The Travel Hopefully Slog

Fuzzy about the details

Posted in The TH Slog by mand Season on Tuesday 3 February 2009

I know i’ve done some writing in the last week. I know i’ve made a lot of decisions about which new pc, where to put it, how to store my backed-up stuff, and what to do while unable to get at anything to type on. Definitely i’ve lost two or three days of unbacked-up Slog, which i’ve retyped with a resolution always to email it to myself as soon as it’s hit the keyboard; and lost a few poems, but with those i’ll have to look at what’s backed up before i’m sure what i need to retype.

I also know i’ve scribbled about 500 words of the Slog, which is a little way into Chapter Five (not much, but it’s been havoc here – i’ve only typed it up in WordPad so don’t know the word count), and one or two (or three or four? it all blurs…) poems:

  • Devil of dust (not sure about that title)
  • Better things (doggerel, but the rhyming and scansion are correct) – i may blog that
  • Cataract, which i may retitle Rapid, this morning

Deciding whether to do anything with those book reviews or not.

Another delay, which i’m glad to do, has been preparing a blogpost i’ve promised someone i’ll publish asap.

This weekend has stretched to three or four days Slogless, and i have found that the third day is when the impatience to get back to it turns into feeling comfortable with normal life that doesn’t involve it. Danger! So i’m going to be disciplined later today, not easy with a loud son off school cos snow has stopped getting there, but possible.

When i think about it, i’m really excited about the Slog, not just that i’ve got this far but in a can’t-wait way, about where it’s heading. One worry has been that the premise was too thin – they say know the theme but i haven’t had it clear in my head. And now it’s coming, another layer of meaning is filling itself in behind the story (not in what’s on the page, but what’s to come). The meaning-of-life layer, which readers won’t have to ‘get’ but which will add depth if they do (think Animal Farm, except my lower layer isn’t political, more metaphysical). This is exciting.

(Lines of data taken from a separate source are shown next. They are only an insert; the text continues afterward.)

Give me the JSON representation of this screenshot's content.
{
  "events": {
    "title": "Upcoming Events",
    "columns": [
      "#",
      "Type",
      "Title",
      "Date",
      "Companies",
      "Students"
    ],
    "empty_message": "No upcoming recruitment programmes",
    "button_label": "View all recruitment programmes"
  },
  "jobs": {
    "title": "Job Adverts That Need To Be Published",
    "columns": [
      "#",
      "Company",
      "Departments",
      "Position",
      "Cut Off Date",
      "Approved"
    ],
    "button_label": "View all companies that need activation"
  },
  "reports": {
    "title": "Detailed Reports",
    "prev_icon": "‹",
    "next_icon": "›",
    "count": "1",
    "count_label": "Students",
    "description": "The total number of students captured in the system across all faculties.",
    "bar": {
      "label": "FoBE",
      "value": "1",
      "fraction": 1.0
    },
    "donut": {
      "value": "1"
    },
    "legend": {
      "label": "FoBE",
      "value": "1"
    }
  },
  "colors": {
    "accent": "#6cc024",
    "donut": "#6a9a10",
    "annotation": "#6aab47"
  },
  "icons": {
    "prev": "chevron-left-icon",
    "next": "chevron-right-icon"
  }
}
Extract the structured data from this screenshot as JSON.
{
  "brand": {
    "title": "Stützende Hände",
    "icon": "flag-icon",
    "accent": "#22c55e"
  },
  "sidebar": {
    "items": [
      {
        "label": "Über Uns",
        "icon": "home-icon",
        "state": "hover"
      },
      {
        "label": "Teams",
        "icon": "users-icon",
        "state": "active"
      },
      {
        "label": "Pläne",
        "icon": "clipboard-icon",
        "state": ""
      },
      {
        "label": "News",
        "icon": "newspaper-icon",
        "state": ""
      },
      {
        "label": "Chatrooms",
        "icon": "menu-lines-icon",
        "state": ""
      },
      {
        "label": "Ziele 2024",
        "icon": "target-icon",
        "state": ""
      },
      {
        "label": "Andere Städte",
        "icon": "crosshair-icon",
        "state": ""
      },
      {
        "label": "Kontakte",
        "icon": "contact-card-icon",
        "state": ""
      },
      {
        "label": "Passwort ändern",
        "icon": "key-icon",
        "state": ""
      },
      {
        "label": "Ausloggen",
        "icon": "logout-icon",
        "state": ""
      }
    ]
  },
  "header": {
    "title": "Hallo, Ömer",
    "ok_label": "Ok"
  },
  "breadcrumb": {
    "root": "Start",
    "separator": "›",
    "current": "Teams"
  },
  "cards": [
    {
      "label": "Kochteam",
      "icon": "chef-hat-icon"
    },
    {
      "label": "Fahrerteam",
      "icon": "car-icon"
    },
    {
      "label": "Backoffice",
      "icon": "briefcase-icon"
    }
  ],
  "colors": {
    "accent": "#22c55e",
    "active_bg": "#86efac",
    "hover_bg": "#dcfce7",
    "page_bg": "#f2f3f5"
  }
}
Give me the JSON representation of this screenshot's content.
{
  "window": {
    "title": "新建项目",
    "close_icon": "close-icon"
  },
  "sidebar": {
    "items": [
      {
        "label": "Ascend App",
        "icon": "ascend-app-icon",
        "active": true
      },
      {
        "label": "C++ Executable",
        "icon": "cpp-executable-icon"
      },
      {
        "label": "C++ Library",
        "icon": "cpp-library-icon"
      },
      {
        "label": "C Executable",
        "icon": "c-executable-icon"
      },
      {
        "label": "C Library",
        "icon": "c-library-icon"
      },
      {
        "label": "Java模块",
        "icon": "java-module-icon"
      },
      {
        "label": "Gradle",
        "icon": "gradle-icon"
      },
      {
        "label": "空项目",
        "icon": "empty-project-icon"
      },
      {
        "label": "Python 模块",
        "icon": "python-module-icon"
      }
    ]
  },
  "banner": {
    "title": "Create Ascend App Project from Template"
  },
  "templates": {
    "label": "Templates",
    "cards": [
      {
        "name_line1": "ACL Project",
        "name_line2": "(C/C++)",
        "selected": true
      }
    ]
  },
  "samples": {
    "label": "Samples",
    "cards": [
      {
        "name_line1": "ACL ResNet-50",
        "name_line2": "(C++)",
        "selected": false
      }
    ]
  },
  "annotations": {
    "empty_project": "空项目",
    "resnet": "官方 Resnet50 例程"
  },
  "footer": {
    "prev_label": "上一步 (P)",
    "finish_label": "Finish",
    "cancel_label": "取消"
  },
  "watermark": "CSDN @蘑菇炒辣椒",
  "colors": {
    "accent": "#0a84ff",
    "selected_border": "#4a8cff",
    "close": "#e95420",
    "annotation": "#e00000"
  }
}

Plus i’m more comfortable with how the strands of plot i’ve already set in motion will tie together – tie not as in knot, but weave.

And i feel i know most of the characters pretty well as people, and i’m getting fond of them, which helps with the discipline, as i look forward to spending more time in their company. Apart from the one i’m scared of.

This is both a relief and hugely tantalising as i have to wait before seeing it unfold! I’ve never got through a story so slowly before, not one that held my interest – cos i’ve only read them before, and writing’s far slower. In this respect, yep, it’s a bit like pregnancy, though i’m not finding any aspect of writing very like pregnancy.

Another part of me is disappointed, cos i wanted to write a grown-up novel. This isn’t terribly grown-up, on the surface, though it won’t be for children. Again, think Animal Farm. I keep getting snippets of what could go in the blurb on the back cover*, and one of them is:

A light-hearted (though not lightweight) romp** through a not-quite-Dickensian, not-quite-Arabian-Nights world of intrigue, surprises, and dressed-up animals

(I don’t even like dressed-up animals, Rupert the Bear and that lot.) Otoh, Animal Farm is pretty grown-up if you’re a grown-up, it just looks childish when you’re a child.

I’ve got myself all fired up again.  🙂

But i have some dead houseplants that i need to do something with, and have just remembered my lunch. Oh, prioritising, prioritising.

 

* They do say visualise the end product of your success made real.

** Romp isn’t the right word. The story fairly careers headlong, though. To my surprise – i’ve always been good at dialogue, bad at plot and pace.